The MoS has gotten it into his pretty white head that the ONLY moral vote is a vote for the Green Party of Canada. In this, the MoS has elevated himself to stephen harper's number one ally for the next election. Thanks to "unhinged" Green Party hacks like the MoS, the progressive vote, instead of the customary two-way split, betwixt Liberal and NDP, looks set to be divided by a hard slog between the NDP, the Liberals, the Greens and, in Quebec, the Bloc Quebecois.

Congratulations MoS on your efforts to finally plunge the stake into the heart of what passed for democracy in this country. Perhaps you'll be rewarded by the harpercon beneficiaries of your stupidity. But don't count on it. The "idiot" in the term "useful idiot" is not exactly a term of endearment.

(Actually, that's not fair of me, to condemn MoS for the likely outcome of his voting choices and his electoral advice. Just as it's unfair [and stupid] of MoS to engage in the Liberal Party canard that Jack Layton and the NDP are responsible for getting stephen harper his first electoral victory. But I assume that "Disaffected Lib" means "former, now disaffected Liberal Party supporter." And you can take the boy out of the Liberal Party, but you can't take the Liberal Party out of the boy. Jack Layton was right to pull the plug on the government of the vile Paul Martin. And Martin and the Liberals did not fight that election chained up inside a wooden crate by Jack Layton. They campaigned and they lost, due to their corruption and, more importantly, their dismal record of austerity and neo-liberal cruelty. Fuck them.)

The fact of the matter is, though, that I don't begrudge MoS for wanting to vote Green. And I don't begrudge him advising other people to vote Green. Evidently they have the best party platform on the environment, and, especially, on meeting the challenge of global warming. (Although, as a former Liberal, I'm surprised that MoS has such a touching faith in a party's platform!)
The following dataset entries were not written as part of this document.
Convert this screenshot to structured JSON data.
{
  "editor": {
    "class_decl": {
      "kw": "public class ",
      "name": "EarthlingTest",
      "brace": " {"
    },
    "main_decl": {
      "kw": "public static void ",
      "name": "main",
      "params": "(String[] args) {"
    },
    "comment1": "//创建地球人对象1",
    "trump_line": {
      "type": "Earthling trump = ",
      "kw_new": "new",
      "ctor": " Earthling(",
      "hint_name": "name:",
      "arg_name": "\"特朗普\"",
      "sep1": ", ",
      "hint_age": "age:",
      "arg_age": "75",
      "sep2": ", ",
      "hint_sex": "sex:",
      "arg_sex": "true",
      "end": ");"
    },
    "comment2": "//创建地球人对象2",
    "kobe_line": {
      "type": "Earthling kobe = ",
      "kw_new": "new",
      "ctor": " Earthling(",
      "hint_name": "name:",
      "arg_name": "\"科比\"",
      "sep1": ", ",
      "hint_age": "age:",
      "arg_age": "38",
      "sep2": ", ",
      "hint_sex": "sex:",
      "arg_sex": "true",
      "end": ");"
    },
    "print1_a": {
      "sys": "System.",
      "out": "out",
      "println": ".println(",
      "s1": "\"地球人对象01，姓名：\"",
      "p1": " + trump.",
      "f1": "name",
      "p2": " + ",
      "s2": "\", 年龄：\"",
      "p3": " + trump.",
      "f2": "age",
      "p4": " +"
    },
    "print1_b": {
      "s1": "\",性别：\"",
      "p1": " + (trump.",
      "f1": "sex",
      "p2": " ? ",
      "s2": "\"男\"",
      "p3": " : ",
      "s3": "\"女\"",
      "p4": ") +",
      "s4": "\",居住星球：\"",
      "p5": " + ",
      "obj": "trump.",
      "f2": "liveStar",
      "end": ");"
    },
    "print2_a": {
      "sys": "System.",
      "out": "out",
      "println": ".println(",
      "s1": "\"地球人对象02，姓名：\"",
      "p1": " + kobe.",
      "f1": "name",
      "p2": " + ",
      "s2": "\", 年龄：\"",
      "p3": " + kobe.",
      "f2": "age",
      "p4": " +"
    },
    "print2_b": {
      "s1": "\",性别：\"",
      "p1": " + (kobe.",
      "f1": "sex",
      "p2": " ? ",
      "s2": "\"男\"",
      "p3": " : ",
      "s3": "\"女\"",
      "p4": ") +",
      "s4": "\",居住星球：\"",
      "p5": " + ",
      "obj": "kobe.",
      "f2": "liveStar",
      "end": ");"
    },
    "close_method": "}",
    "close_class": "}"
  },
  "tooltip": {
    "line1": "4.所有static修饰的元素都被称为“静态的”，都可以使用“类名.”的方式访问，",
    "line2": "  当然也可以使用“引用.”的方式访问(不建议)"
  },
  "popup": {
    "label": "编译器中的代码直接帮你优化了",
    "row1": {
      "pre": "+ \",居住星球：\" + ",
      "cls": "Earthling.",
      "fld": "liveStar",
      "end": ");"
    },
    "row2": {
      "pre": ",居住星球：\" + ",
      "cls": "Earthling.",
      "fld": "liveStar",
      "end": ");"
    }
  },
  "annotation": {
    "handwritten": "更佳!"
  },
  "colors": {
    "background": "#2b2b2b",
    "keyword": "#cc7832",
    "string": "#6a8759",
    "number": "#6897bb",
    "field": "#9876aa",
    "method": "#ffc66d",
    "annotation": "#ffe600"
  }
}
No, what I object to, what I find (at best) as tiresomely pompous or (at worst) outright offensive, is MoS's frenzied belief that anyone who doesn't vote Green isn't progressive, but is, rather, the moral equivalent of a 19th-Century supporter of slavery. Anyone who doesn't vote Green is willfully condemning future generations (including their own children, and including MoS's precious grandchildren) to lives of misery and upheaval and the doom of civilization.

Put another way; the Green Party of Canada stands at around 5% in the polls. It is MoS's contention that anyone who doesn't believe that support for the Greens will increase its support ten times by October and votes for someone else to defeat the harpercon candidate in their riding, is a monster. A criminal. An inhuman, selfish, immoral, blind, stupid, evil person. You must close your eyes, click your ruby slippers together and BELIEVE that the Greens will increase their support by enough to obliterate the Liberals and the NDP (and the BQ) everywhere, so that there's no contest except that between the Green candidate and the harpercon candidate, with the Green candidate coming out victorious.

You can try to reason with the man that this seems highly unlikely. You can try to explain how the harpercons (as he should remember) are shameless, complete tools of the oil industry who don't even make a pretence of listening to other views, including the results of sound science. You can attempt to argue that there is a danger of vote-splitting giving harper another majority and thereby allowing him to stomp on the corpse of Canadian parliamentary democracy for another five years. Thereby allowing him to continue to go hog-wild on tar sands development for another five years.

(This last point has been dismissed by MoS by the fact that all the other parties except for the Greens are comprised of "petro-politicians" who will continue investing in the Tar Sands. MoS has no time for "lesser evilism." Except for the fact that both the Liberals and the NDP actually admit there's such a thing as global warming; and that one or the other of them has advocated for carbon taxes or a cap-and-trade regime, and conservation and whatever. That might be "lesser-evil" stuff, but that's also secondary to the fact that both of those parties can be guaranteed to at least LISTEN to reason. Even the Liberals have more respect for pubic opinion and the rules of the parliamentary system than do the harpercons. Considering the reality of harpercon delusion, intransigence and anti-democratic thuggery, I don't think those are negligible points.)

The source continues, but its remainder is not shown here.